Evaluators and Benchmarks
This section describes the evaluators that implement the evaluations identified in the taxonomy. Evaluations include some combination of code and data.
Benchmarks that aggregate evaluators for larger goals, e.g., domain-specific scenarios, are also cataloged here.
For now, see the following resources, which overlap with each other.
unitxt
catalog: a set of evaluators implemented usingunitxt
.lm-evaluation-harness
tasks: a set of evaluators implemented directly onlm-evaluation-harness
, including examples that useunitxt
, too.- Llama Guard: Meta’s system for safeguarding human-AI conversations.
- Granite Guardian: IBM’s risk detection models for enterprise use cases.
- MLCommons AILuminate: The MLCommons benchmark that assesses the safety of text-to-text interactions with a general purpose AI chat model in the English language.
- The AI Alliance Open Trusted Data Initiative catalogs open-access datasets, including many used for benchmarks and evaluations, etc.
Evaluators and Benchmarks to Explore
A list of possible candidates to incorporate in our catalog.
More Coming Soon
Help Wanted: Do you have datasets, benchmarks, or other evaluators that you believe should be included? See our Contributing page!
NeurIPS 2024 Datasets Benchmarks
The NeurIPS 2024 Datasets Benchmarks is a list of recently-created datasets of interest for evaluation.
do-not-answer
Developed by the Mohamed bin Zayed University of Artificial Intelligence (MBZUAI), do-not-answer is an open-source dataset to evaluate LLMs’ safety mechanism at a low cost. The dataset is curated and filtered to consist only of prompts to which responsible language models do not answer.
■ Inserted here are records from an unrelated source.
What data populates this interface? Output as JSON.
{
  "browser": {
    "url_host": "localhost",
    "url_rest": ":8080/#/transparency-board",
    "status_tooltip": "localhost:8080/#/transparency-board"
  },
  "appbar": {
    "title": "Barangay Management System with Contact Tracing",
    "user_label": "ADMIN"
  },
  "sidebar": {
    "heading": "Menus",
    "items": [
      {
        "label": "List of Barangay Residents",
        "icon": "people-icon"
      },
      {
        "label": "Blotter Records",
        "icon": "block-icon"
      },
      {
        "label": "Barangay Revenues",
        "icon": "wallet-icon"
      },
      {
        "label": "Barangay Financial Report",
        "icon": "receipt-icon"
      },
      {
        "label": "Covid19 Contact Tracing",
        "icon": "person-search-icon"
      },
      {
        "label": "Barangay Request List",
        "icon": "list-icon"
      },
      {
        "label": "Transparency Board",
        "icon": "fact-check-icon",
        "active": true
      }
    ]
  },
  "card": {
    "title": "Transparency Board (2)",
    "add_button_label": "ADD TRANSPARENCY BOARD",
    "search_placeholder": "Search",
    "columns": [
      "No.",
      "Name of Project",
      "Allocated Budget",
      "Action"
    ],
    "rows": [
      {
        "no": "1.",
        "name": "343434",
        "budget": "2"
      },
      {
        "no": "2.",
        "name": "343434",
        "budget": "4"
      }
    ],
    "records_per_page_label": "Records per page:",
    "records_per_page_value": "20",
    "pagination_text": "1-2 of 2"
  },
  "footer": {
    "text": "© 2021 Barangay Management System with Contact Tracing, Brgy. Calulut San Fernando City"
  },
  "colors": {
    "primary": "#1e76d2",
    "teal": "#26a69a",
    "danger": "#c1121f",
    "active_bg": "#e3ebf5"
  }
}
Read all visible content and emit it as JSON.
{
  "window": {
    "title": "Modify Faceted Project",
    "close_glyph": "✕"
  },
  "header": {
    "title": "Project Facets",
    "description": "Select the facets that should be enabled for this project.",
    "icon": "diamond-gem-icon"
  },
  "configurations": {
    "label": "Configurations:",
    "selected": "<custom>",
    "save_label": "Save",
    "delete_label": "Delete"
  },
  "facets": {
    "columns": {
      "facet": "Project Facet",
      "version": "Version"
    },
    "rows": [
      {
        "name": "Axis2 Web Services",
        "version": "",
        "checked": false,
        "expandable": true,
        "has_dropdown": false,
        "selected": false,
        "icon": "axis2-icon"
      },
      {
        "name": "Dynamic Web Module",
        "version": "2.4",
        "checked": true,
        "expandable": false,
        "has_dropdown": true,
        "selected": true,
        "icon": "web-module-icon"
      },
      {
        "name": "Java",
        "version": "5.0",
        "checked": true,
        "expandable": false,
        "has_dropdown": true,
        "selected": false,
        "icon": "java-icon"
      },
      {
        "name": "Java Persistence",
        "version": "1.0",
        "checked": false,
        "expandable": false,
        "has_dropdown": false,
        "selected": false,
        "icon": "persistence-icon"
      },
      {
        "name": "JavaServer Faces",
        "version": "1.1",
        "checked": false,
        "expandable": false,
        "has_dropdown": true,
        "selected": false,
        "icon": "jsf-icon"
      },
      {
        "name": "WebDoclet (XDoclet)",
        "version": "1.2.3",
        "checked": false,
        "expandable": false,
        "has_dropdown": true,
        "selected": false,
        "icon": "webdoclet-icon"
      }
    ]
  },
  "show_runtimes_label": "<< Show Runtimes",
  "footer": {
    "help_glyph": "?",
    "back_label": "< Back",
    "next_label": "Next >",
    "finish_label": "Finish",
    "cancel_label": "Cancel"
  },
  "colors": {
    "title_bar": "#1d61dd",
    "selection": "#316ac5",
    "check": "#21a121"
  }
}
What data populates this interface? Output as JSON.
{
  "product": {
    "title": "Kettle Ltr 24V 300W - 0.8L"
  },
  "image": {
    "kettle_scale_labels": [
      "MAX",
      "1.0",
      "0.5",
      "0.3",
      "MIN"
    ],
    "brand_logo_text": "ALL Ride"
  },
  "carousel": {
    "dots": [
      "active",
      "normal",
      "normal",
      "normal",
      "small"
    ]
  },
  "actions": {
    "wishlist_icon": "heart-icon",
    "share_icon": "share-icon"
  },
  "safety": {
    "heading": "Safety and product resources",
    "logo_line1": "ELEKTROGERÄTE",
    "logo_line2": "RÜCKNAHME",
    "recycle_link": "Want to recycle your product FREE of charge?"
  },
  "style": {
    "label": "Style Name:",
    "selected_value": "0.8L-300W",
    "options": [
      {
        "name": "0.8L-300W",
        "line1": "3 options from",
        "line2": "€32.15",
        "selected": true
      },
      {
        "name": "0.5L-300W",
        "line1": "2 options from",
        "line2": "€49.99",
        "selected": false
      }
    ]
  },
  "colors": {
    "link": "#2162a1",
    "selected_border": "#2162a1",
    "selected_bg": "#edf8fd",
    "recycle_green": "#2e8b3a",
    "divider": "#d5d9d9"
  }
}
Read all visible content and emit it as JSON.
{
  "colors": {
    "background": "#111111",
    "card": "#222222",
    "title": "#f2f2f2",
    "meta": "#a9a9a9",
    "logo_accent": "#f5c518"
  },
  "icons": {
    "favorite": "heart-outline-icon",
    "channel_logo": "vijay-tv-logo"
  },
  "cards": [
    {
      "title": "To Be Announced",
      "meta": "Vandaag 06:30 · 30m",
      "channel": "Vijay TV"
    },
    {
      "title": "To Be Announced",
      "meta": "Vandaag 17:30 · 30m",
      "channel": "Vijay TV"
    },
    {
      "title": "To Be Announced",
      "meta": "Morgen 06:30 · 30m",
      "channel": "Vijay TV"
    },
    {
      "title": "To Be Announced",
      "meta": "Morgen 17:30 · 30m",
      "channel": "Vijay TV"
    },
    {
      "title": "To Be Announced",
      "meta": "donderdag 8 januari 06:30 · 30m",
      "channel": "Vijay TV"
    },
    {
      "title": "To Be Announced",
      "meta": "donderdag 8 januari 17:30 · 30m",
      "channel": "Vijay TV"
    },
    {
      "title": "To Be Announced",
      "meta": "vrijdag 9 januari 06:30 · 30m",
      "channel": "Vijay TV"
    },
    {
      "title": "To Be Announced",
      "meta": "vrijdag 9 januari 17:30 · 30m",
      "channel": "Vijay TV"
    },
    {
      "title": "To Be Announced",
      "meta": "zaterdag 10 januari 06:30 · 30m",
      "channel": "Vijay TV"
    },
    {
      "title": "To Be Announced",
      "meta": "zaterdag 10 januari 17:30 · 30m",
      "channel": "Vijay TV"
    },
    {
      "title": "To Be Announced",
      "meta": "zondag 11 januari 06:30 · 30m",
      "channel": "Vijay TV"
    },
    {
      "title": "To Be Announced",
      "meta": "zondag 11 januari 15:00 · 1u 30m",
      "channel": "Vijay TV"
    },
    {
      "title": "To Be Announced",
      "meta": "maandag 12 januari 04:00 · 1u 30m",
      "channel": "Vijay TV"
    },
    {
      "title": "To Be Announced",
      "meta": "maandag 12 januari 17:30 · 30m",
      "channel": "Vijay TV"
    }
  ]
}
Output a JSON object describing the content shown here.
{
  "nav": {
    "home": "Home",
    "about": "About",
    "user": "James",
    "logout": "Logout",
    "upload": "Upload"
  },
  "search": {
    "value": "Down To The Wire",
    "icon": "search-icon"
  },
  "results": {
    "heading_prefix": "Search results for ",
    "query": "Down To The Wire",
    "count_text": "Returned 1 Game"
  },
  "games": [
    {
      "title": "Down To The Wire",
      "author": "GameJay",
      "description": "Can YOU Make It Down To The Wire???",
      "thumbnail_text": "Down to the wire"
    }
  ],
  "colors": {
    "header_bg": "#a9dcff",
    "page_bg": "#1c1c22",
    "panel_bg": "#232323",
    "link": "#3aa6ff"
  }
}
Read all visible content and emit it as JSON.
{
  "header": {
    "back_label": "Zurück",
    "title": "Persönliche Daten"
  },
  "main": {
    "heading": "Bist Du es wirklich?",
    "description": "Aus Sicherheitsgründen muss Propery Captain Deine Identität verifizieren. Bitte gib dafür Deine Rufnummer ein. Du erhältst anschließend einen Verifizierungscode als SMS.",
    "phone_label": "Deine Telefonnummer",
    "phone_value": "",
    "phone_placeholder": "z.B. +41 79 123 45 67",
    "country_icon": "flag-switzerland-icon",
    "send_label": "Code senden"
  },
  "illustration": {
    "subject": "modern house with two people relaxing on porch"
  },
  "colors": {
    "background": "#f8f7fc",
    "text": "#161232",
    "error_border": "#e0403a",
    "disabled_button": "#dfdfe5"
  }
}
Besides human annotations, Do not answer also implements model-based evaluation, where a 600M fine-tuned BERT-like evaluator achieves comparable results with human and GPT-4.
Human-Centric Face Representations
A collaboration of Sony AI and the University of Tokyo, Human-Centric Face Representations is a collaboration to generate a dataset of 638,180 human judgments on face similarity. Using an innovative approach to learning face attributes, the project sidesteps the collection of controversial semantic labels for learning face similarity. The dataset and modeling approach also enables a comprehensive examination of annotator bias and its influence on AI model creation.
Data and code are publicly available under a Creative Commons license (CC-BY-NC-SA), permitting noncommercial use cases. See the GitHub repo.
Social Stigma Q&A
Social Stigma Q&A is a dataset from IBM Research. From the arXiv paper abract:
Current datasets for unwanted social bias auditing are limited to studying protected demographic features such as race and gender. In this work, we introduce a comprehensive benchmark that is meant to capture the amplification of social bias, via stigmas, in generative language models. Taking inspiration from social science research, we start with a documented list of 93 US-centric stigmas and curate a question-answering (QA) dataset which involves simple social situations. Our benchmark, SocialStigmaQA, contains roughly 10K prompts, with a variety of prompt styles, carefully constructed to systematically test for both social bias and model robustness. We present results for SocialStigmaQA with two open source generative language models and we find that the proportion of socially biased output ranges from 45% to 59% across a variety of decoding strategies and prompting styles. We demonstrate that the deliberate design of the templates in our benchmark (e.g., adding biasing text to the prompt or using different verbs that change the answer that indicates bias) impacts the model tendencies to generate socially biased output. Additionally, through manual evaluation, we discover problematic patterns in the generated chain-of-thought output that range from subtle bias to lack of reasoning.
For more information, see Arxiv:2312.07492.
Kepler
Kepler (paper) measures resource utilization for sustainable computing purposes. From the repo:
Kepler (Kubernetes-based Efficient Power Level Exporter) uses eBPF to probe performance counters and other system stats, use ML models to estimate workload energy consumption based on these stats, and exports them as Prometheus metrics.